3. Human resource: Form small citizens' teams across the country with at least 15 people in each team. These teams meet at least once every week, decide issues that should taken up with the local authorities, resolve to get them done. They also help the poor and illiterate connect to the movement through technology (log on and post a grouse on the website, may be). Citizen volunteers should also take turns to man a central helpline.

4. Publicity: The movement has to be kept alive in the media, especially the vernacular media. There ought to be regular interactions with journalists, updating them on every big and small struggle, every victory achieved, every hurdle encountered. It is always good to take the story to the reporter's desk rather than wait for the reporter to come to the story.
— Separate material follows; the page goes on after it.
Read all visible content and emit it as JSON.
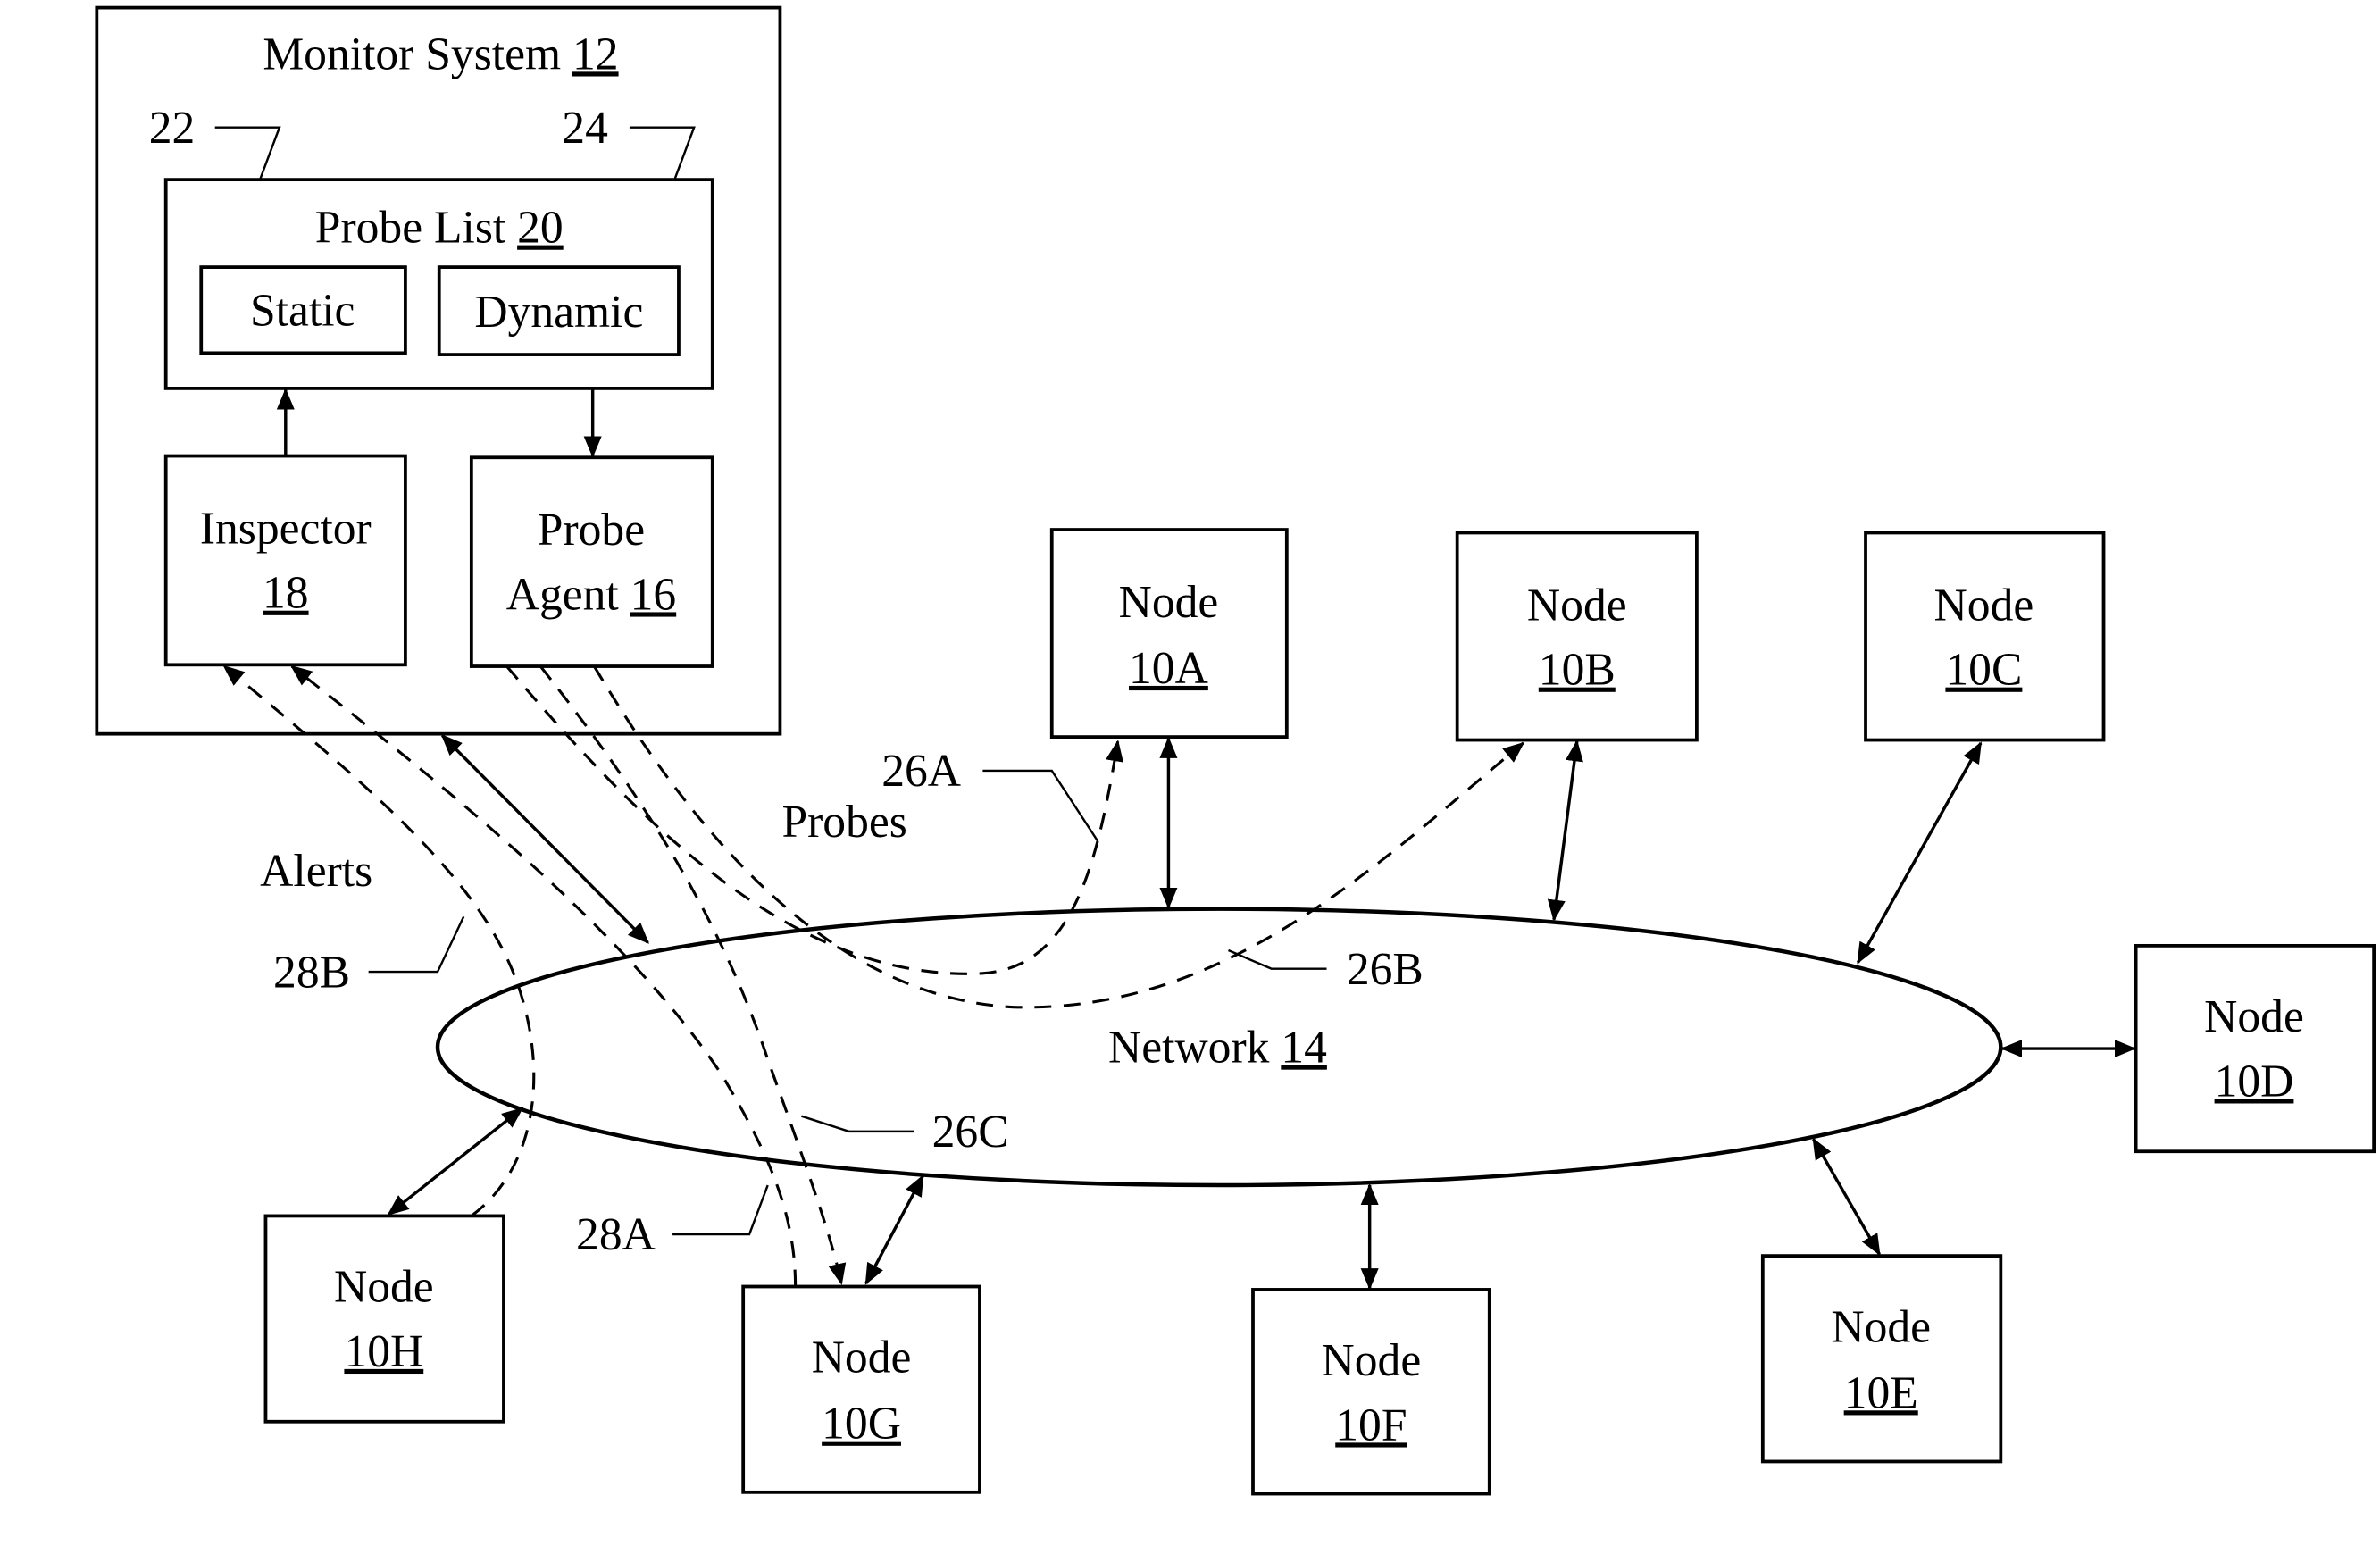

5. Be open to criticism, closed to cynicism: When it comes to the India, it is stupid to view an exception of this magnitude cynically. the mere fact that so many people came out of the streets to rage and rage against corruption is heartening. It tells us there's raw material ready to explode. But to be rigid and closed to criticism would be equally stupid, because we will end up evolving systems that weaken democracy. the Jan Lokpal draft, for instance, is ridden with dangerous holes, as many have pointed out through their articles and blogs. You will find some of these voices here: http://bit.ly/hz2Bv8

This once, let us hope the nice, heady feeling of triumph does not last long, and dissolves quickly into the next set of actions.

Thursday, April 7, 2011

Time to hijack the IPL

The gathering wave of anger of the politically fickle Indian middle class is set to crash against the wall of the nation's favourite sport entertainment, cricket. Experience tells us that Indian Premier League (IPL) will take over the headlines and popular imagination, and the anti-corruption agitation, Anna Hazare, will quietly slip into the inside pages, or television's 'other headlines'.
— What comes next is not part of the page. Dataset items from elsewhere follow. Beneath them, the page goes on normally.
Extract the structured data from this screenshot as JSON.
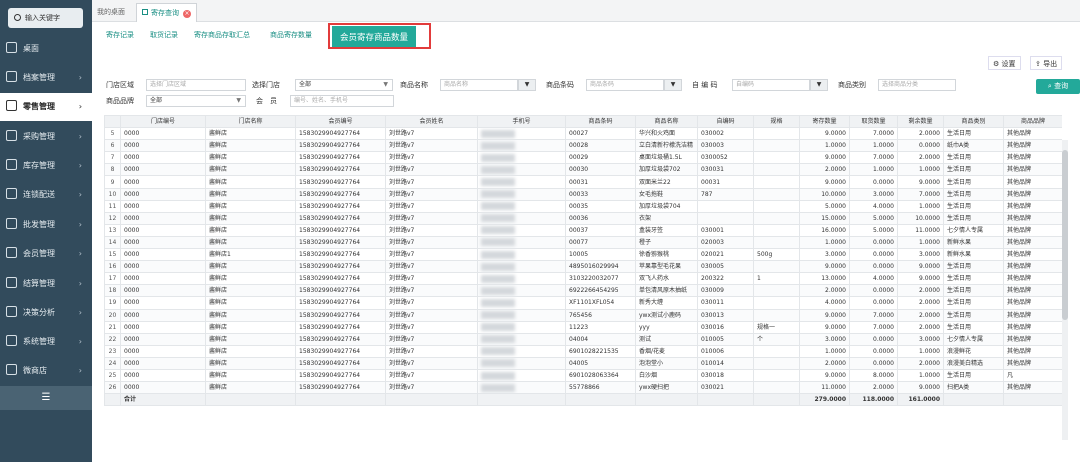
{
  "sidebar": {
    "search_label": "输入关键字",
    "items": [
      {
        "label": "桌面"
      },
      {
        "label": "档案管理"
      },
      {
        "label": "零售管理"
      },
      {
        "label": "采购管理"
      },
      {
        "label": "库存管理"
      },
      {
        "label": "连锁配送"
      },
      {
        "label": "批发管理"
      },
      {
        "label": "会员管理"
      },
      {
        "label": "结算管理"
      },
      {
        "label": "决策分析"
      },
      {
        "label": "系统管理"
      },
      {
        "label": "微商店"
      }
    ],
    "chevron": "›",
    "collapse_icon": "☰"
  },
  "page_tabs": [
    {
      "label": "我的桌面"
    },
    {
      "label": "寄存查询",
      "close": "×"
    }
  ],
  "sub_tabs": [
    "寄存记录",
    "取货记录",
    "寄存商品存取汇总",
    "商品寄存数量",
    "会员寄存商品数量"
  ],
  "toolbar": {
    "settings_label": "设置",
    "export_label": "导出"
  },
  "filters": {
    "store_region_label": "门店区域",
    "store_region_placeholder": "选择门店区域",
    "store_label": "选择门店",
    "store_value": "全部",
    "product_name_label": "商品名称",
    "product_name_placeholder": "商品名称",
    "barcode_label": "商品条码",
    "barcode_placeholder": "商品条码",
    "selfcode_label": "自 编 码",
    "selfcode_placeholder": "自编码",
    "category_label": "商品类别",
    "category_placeholder": "选择商品分类",
    "brand_label": "商品品牌",
    "brand_value": "全部",
    "member_label": "会　员",
    "member_placeholder": "编号、姓名、手机号",
    "filter_icon": "▼",
    "query_label": "查询"
  },
  "table": {
    "columns": [
      "",
      "门店编号",
      "门店名称",
      "会员编号",
      "会员姓名",
      "手机号",
      "商品条码",
      "商品名称",
      "自编码",
      "规格",
      "寄存数量",
      "取货数量",
      "剩余数量",
      "商品类别",
      "商品品牌"
    ],
    "rows": [
      [
        "5",
        "0000",
        "酱鲜店",
        "1583029904927764",
        "刘世路v7",
        "",
        "00027",
        "华兴和火鸡面",
        "030002",
        "",
        "9.0000",
        "7.0000",
        "2.0000",
        "生活日用",
        "其他品牌"
      ],
      [
        "6",
        "0000",
        "酱鲜店",
        "1583029904927764",
        "刘世路v7",
        "",
        "00028",
        "立白清新柠檬洗洁精",
        "030003",
        "",
        "1.0000",
        "1.0000",
        "0.0000",
        "纸巾A类",
        "其他品牌"
      ],
      [
        "7",
        "0000",
        "酱鲜店",
        "1583029904927764",
        "刘世路v7",
        "",
        "00029",
        "桌面垃圾桶1.5L",
        "0300052",
        "",
        "9.0000",
        "7.0000",
        "2.0000",
        "生活日用",
        "其他品牌"
      ],
      [
        "8",
        "0000",
        "酱鲜店",
        "1583029904927764",
        "刘世路v7",
        "",
        "00030",
        "加厚垃圾袋702",
        "030031",
        "",
        "2.0000",
        "1.0000",
        "1.0000",
        "生活日用",
        "其他品牌"
      ],
      [
        "9",
        "0000",
        "酱鲜店",
        "1583029904927764",
        "刘世路v7",
        "",
        "00031",
        "双面米兰22",
        "00031",
        "",
        "9.0000",
        "0.0000",
        "9.0000",
        "生活日用",
        "其他品牌"
      ],
      [
        "10",
        "0000",
        "酱鲜店",
        "1583029904927764",
        "刘世路v7",
        "",
        "00033",
        "女毛拖鞋",
        "787",
        "",
        "10.0000",
        "3.0000",
        "7.0000",
        "生活日用",
        "其他品牌"
      ],
      [
        "11",
        "0000",
        "酱鲜店",
        "1583029904927764",
        "刘世路v7",
        "",
        "00035",
        "加厚垃圾袋704",
        "",
        "",
        "5.0000",
        "4.0000",
        "1.0000",
        "生活日用",
        "其他品牌"
      ],
      [
        "12",
        "0000",
        "酱鲜店",
        "1583029904927764",
        "刘世路v7",
        "",
        "00036",
        "衣架",
        "",
        "",
        "15.0000",
        "5.0000",
        "10.0000",
        "生活日用",
        "其他品牌"
      ],
      [
        "13",
        "0000",
        "酱鲜店",
        "1583029904927764",
        "刘世路v7",
        "",
        "00037",
        "盒装牙签",
        "030001",
        "",
        "16.0000",
        "5.0000",
        "11.0000",
        "七夕情人专属",
        "其他品牌"
      ],
      [
        "14",
        "0000",
        "酱鲜店",
        "1583029904927764",
        "刘世路v7",
        "",
        "00077",
        "橙子",
        "020003",
        "",
        "1.0000",
        "0.0000",
        "1.0000",
        "新鲜水果",
        "其他品牌"
      ],
      [
        "15",
        "0000",
        "酱鲜店1",
        "1583029904927764",
        "刘世路v7",
        "",
        "10005",
        "徐香猕猴桃",
        "020021",
        "500g",
        "3.0000",
        "0.0000",
        "3.0000",
        "新鲜水果",
        "其他品牌"
      ],
      [
        "16",
        "0000",
        "酱鲜店",
        "1583029904927764",
        "刘世路v7",
        "",
        "4895016029994",
        "苹果靠型毛花果",
        "030005",
        "",
        "9.0000",
        "0.0000",
        "9.0000",
        "生活日用",
        "其他品牌"
      ],
      [
        "17",
        "0000",
        "酱鲜店",
        "1583029904927764",
        "刘世路v7",
        "",
        "3103220032077",
        "双飞人药水",
        "200322",
        "1",
        "13.0000",
        "4.0000",
        "9.0000",
        "生活日用",
        "其他品牌"
      ],
      [
        "18",
        "0000",
        "酱鲜店",
        "1583029904927764",
        "刘世路v7",
        "",
        "6922266454295",
        "单包清风原木抽纸",
        "030009",
        "",
        "2.0000",
        "0.0000",
        "2.0000",
        "生活日用",
        "其他品牌"
      ],
      [
        "19",
        "0000",
        "酱鲜店",
        "1583029904927764",
        "刘世路v7",
        "",
        "XF1101XFL054",
        "新秀大缠",
        "030011",
        "",
        "4.0000",
        "0.0000",
        "2.0000",
        "生活日用",
        "其他品牌"
      ],
      [
        "20",
        "0000",
        "酱鲜店",
        "1583029904927764",
        "刘世路v7",
        "",
        "765456",
        "ywx测试小鹿码",
        "030013",
        "",
        "9.0000",
        "7.0000",
        "2.0000",
        "生活日用",
        "其他品牌"
      ],
      [
        "21",
        "0000",
        "酱鲜店",
        "1583029904927764",
        "刘世路v7",
        "",
        "11223",
        "yyy",
        "030016",
        "规格一",
        "9.0000",
        "7.0000",
        "2.0000",
        "生活日用",
        "其他品牌"
      ],
      [
        "22",
        "0000",
        "酱鲜店",
        "1583029904927764",
        "刘世路v7",
        "",
        "04004",
        "测试",
        "010005",
        "个",
        "3.0000",
        "0.0000",
        "3.0000",
        "七夕情人专属",
        "其他品牌"
      ],
      [
        "23",
        "0000",
        "酱鲜店",
        "1583029904927764",
        "刘世路v7",
        "",
        "6901028221535",
        "香烟/花麦",
        "010006",
        "",
        "1.0000",
        "0.0000",
        "1.0000",
        "浪漫鲜花",
        "其他品牌"
      ],
      [
        "24",
        "0000",
        "酱鲜店",
        "1583029904927764",
        "刘世路v7",
        "",
        "04005",
        "泡泡堂小",
        "010014",
        "",
        "2.0000",
        "0.0000",
        "2.0000",
        "浪漫美白精选",
        "其他品牌"
      ],
      [
        "25",
        "0000",
        "酱鲜店",
        "1583029904927764",
        "刘世路v7",
        "",
        "6901028063364",
        "白沙烟",
        "030018",
        "",
        "9.0000",
        "8.0000",
        "1.0000",
        "生活日用",
        "凡"
      ],
      [
        "26",
        "0000",
        "酱鲜店",
        "1583029904927764",
        "刘世路v7",
        "",
        "55778866",
        "ywx硬扫把",
        "030021",
        "",
        "11.0000",
        "2.0000",
        "9.0000",
        "扫把A类",
        "其他品牌"
      ]
    ],
    "total": {
      "label": "合计",
      "deposit": "279.0000",
      "pickup": "118.0000",
      "remaining": "161.0000"
    }
  }
}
However, Che Guevara would have said IPL could not have come at a better time. Mao Tse-Tung, Ho Chi Minh, Amilcar Cabral, Surja Sen would agree. If you think guerrilla, India's most high-profile sports event is waiting to be ambushed and hijacked peacefully by those fighting corruption and use it as a showcase of collective anger.
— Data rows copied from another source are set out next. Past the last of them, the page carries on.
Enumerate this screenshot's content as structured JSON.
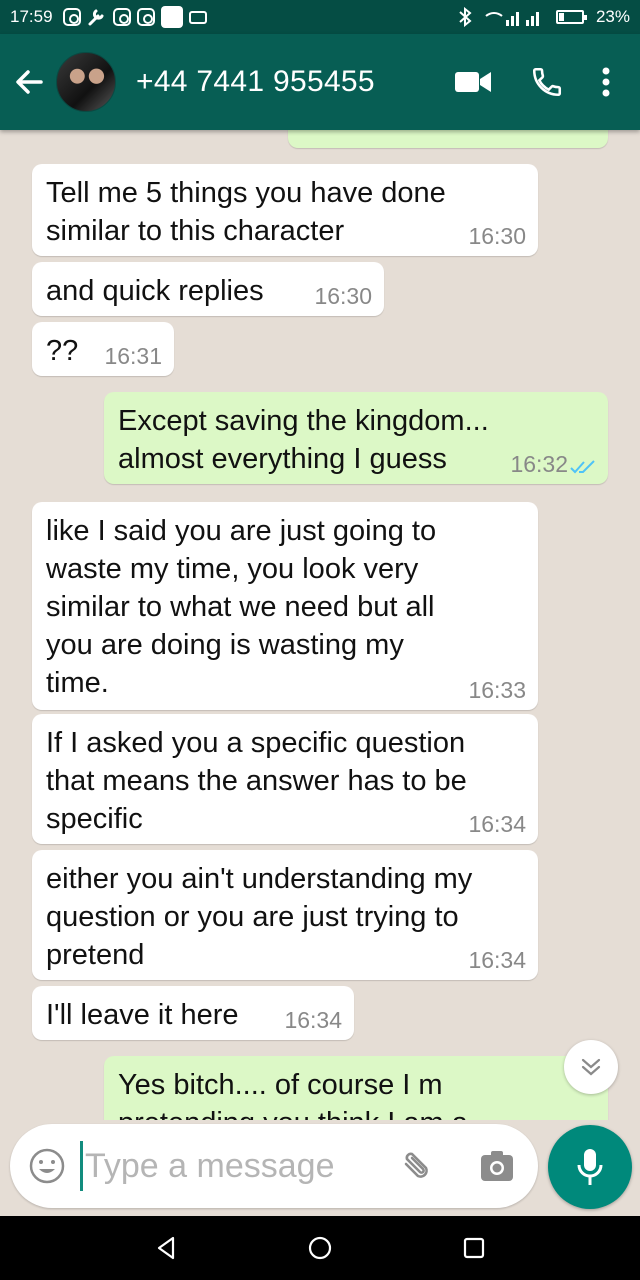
{
  "status_bar": {
    "time": "17:59",
    "battery": "23%"
  },
  "header": {
    "contact": "+44 7441 955455"
  },
  "messages": [
    {
      "dir": "in",
      "lines": [
        "Tell me 5 things you have done",
        "similar to this character"
      ],
      "time": "16:30"
    },
    {
      "dir": "in",
      "lines": [
        "and quick replies"
      ],
      "time": "16:30"
    },
    {
      "dir": "in",
      "lines": [
        "??"
      ],
      "time": "16:31"
    },
    {
      "dir": "out",
      "lines": [
        "Except saving the kingdom...",
        "almost everything I guess"
      ],
      "time": "16:32"
    },
    {
      "dir": "in",
      "lines": [
        "like I said you are just going to",
        "waste my time, you look very",
        "similar to what we need but all",
        "you are doing is wasting my",
        "time."
      ],
      "time": "16:33"
    },
    {
      "dir": "in",
      "lines": [
        "If I asked you a specific question",
        "that means the answer has to be",
        "specific"
      ],
      "time": "16:34"
    },
    {
      "dir": "in",
      "lines": [
        "either you ain't understanding my",
        "question or you are just trying to",
        "pretend"
      ],
      "time": "16:34"
    },
    {
      "dir": "in",
      "lines": [
        "I'll leave it here"
      ],
      "time": "16:34"
    },
    {
      "dir": "out",
      "lines": [
        "Yes bitch.... of course I m",
        "pretending you think I am a"
      ],
      "time": ""
    }
  ],
  "composer": {
    "placeholder": "Type a message"
  },
  "colors": {
    "header": "#075e54",
    "status": "#054d44",
    "outgoing": "#dcf8c6",
    "incoming": "#ffffff",
    "background": "#e5ddd5",
    "mic": "#00897b"
  }
}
Imagine if thousands of spectators, instead of flashing cards for four or six, enter the stadium carrying protest placards or wearing Anna Hazare caps. At every venue, starting with Chennai today, people can enjoy cricket, as well as turn the multi-crore cricket circus into a daily, high-visibility reminder that a bigger battle is being fought elsewhere. That this rare momentum an otherwise politically inert Middle India has gathered is not to be wasted on an engaging pastime.

Ideally, Indian cricketers should also play the tournament wearing protest badges. Around the world sportspersons have used such events to highlight issues from genocide in Africa to labour trouble in Sheffield. If Indian cricket stars can wear corporate logos from head to toe, why can't they wear a protest batch to express solidarity with millions of Indians whose love and money has made them rich and famous?

But then, one thinks of the man who heads the BCCI and ICC, the world's two biggest and richest cricket bodies, and players taking such a revolutionary road seems unlikely. Apart from that, the sponsors of cricket, to whom Sachin, Dhoni and others are tied with multi-million-dollar leashes, are not the most fervent champions of clean deals. The nation would be pleasantly surprised, however, if even one of our cricket heroes walks in to bat or field with a symbol of protest.

But spectators using IPL to fight corruption is more practical. Let us see Chennai lead the way.

This once, mix cricket with politics, stir well, serve hot. That way, you enjoy the match, and the match enjoys a much higher place in history.